AI for modern data protection and for predictive caching/tiering

  • Modern data protection. While data contained on any storage system should theoretically always be available for its intended use uncorrupted and whole, this is not always the case. Data corruption and loss can occur for a number of reasons ranging from uncontrollable and unexpected events, such as a natural disaster that creates a need for disaster recovery or a hardware failure, to human-initiated events, including not only inadvertent human error, but more importantly the seemingly ubiquitous cyber-attack.

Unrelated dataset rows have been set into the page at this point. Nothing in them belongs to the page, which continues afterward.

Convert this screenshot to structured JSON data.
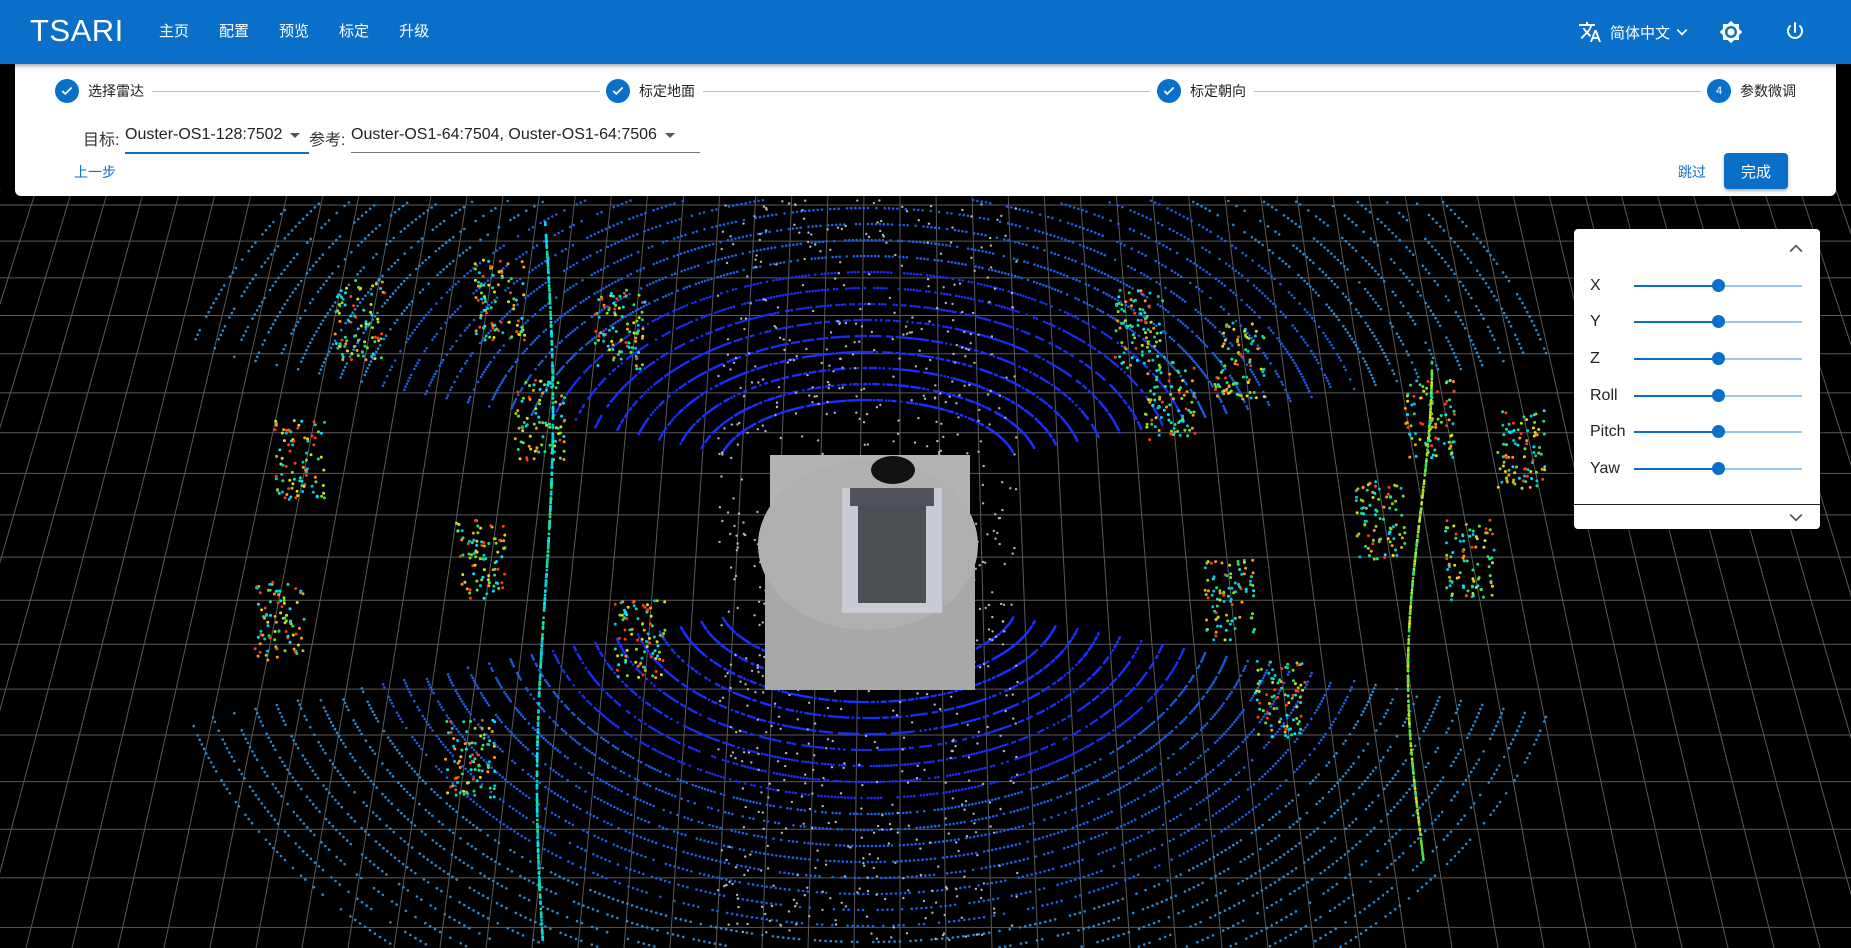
{
  "app": {
    "brand": "TSARI",
    "nav": [
      "主页",
      "配置",
      "预览",
      "标定",
      "升级"
    ],
    "language": "简体中文",
    "accent_color": "#0a6fc9",
    "icons": [
      "translate-icon",
      "chevron-down-icon",
      "brightness-icon",
      "power-icon"
    ]
  },
  "stepper": {
    "steps": [
      {
        "label": "选择雷达",
        "state": "done"
      },
      {
        "label": "标定地面",
        "state": "done"
      },
      {
        "label": "标定朝向",
        "state": "done"
      },
      {
        "label": "参数微调",
        "state": "active",
        "number": "4"
      }
    ]
  },
  "form": {
    "target_label": "目标:",
    "target_value": "Ouster-OS1-128:7502",
    "reference_label": "参考:",
    "reference_value": "Ouster-OS1-64:7504, Ouster-OS1-64:7506",
    "prev_label": "上一步",
    "skip_label": "跳过",
    "finish_label": "完成"
  },
  "panel": {
    "sliders": [
      {
        "label": "X",
        "value": 0.5
      },
      {
        "label": "Y",
        "value": 0.5
      },
      {
        "label": "Z",
        "value": 0.5
      },
      {
        "label": "Roll",
        "value": 0.5
      },
      {
        "label": "Pitch",
        "value": 0.5
      },
      {
        "label": "Yaw",
        "value": 0.5
      }
    ]
  }
}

So, what can artificial software (AI) tools, in conjunction with its companion analytics software, do to mitigate potential data protection problems? AI monitors system events and looks for any storage content anomalies. AI and analytics provide options of recovery that greatly reduce the end user’s complexity in making the right choices to minimize data loss and speed up data recovery
  • Predictive caching/tiering. Ensuring that frequently accessed data is put on a faster tier of storage can greatly increase the performance of a storage system. Note that the faster tier of storage is more expensive and that not all of the data on the slower tier of storage can be economically housed on the faster tier of storage. The effectiveness of the prediction model is determined by the cache hit ratio, which measures how effective a cache is at in fulfilling requests for data. The effectiveness of a particular predictive algorithm also depends upon the size of high-performance cache as a percentage of the lower cost tier of data, which contains most of the data. IBM trains a predictive model using metadata similarity that provides the context from recently accessed data as well as examining the past access patterns that are applicable for caching and tiering new data. AI-driven predictive prefetching models always do much better than the traditional least recently used (LRU) algorithm no matter the cache size and significantly better at even an 8% cache size than even the best non-AI algorithms


Mesabi musings

IBM researchers work on numerous different projects in order to keep the company on top of its storage game. IBM continues to realize that data storage must reside on physical media, including (tape, flash, and persistent memory). But the company also focuses on providing the necessary software solutions that deliver both high performance and scaling of applications and their data. This is done through the use of a container-native storage environment across multiple locations that are, by definition, always present in the hybrid multi-cloud. During the briefing, IBM revealed a few examples of its continuing thrust in AI (always a source of pride for the company), notably in data protection and predictive tiering. All in all, IBM appears to be keeping its storage innovation pipeline full to the brim.